Comparing the different tomato genotype’s capacity for Si translocation, it was observed that TV shoots had an average accumulation of 100 mg·kg⁻¹ DW of Si more than TA, while the Si content of roots of both tomato genotypes (TA and TV) was, on average, 881 mg·kg⁻¹ of DW (Figure 3a). Instead, Figure 3b shows the linear Si accumulation in the leaves and stems of the two tomato genotypes (TA vs. TV). In greater detail, by increasing the Si content of the NS from 0 to 100 mg·L⁻¹, the Si accumulation of TA leaves escalated from 14.9 to 240 mg·kg⁻¹ DW, while in TA stems it went up from 69.5 to 264 mg·kg⁻¹ DW. On the other hand, by increasing the Si content of the NS from 0 to 100 mg·L⁻¹, the Si accumulation rose from 124 to 520 mg·kg⁻¹ DW in TV leaves, and from 29.1 to 194 mg·kg⁻¹ DW in TV stems. Therefore, a different attitude towards Si accumulation/translocation in epigeal organs was observed between the two tomato genotypes (Figure 3b). With the highest Si content in the NS, TA accumulated a similar amount of Si in the leaves and stems, whereas TV showed greater Si accumulation in leaves rather than in stems (Figure 3b). These results underline that the translocation capacity of Si is not only species-dependent, but also variety-dependent.
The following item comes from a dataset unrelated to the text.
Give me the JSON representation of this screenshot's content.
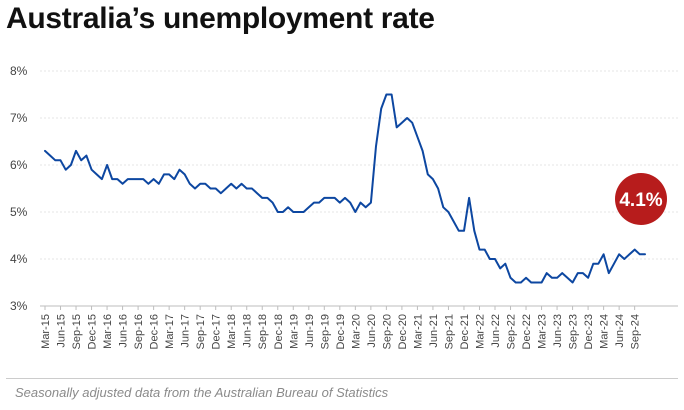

In conclusion, in our experiment the tomato was confirmed to be a species with a lower capacity of Si accumulation in the epigeal organs compared to Carosello; nevertheless, it was highlighted that TV has a higher capacity of Si translocation in the epigeal organs compared to TA, and this could be mainly attributed to the better capacity of TV of translocating Si from the stem to the leaves, compared to TA (Figure 3b).

4. Conclusions

This study demonstrated that the Si translocation ability of tomato plants depends on the genotype. It was observed that the ‘Versus’ (TV) genotype exhibited a higher capacity for Si translocation than the ‘Alfa 200’ (TA) genotype. The Apulian melon landrace called Carosello showed a greater Si assimilation/translocation roots-to-shoots capacity compared to the two tomato genotypes. By increasing the supplemental Si content in the NS up to 100 mg·L⁻¹, the accumulation of leaf dry matter in young Carosello and tomato plants was promoted. In the near future, the influence of environmental factors on the silicon translocation of further tomato genotypes will be evaluated.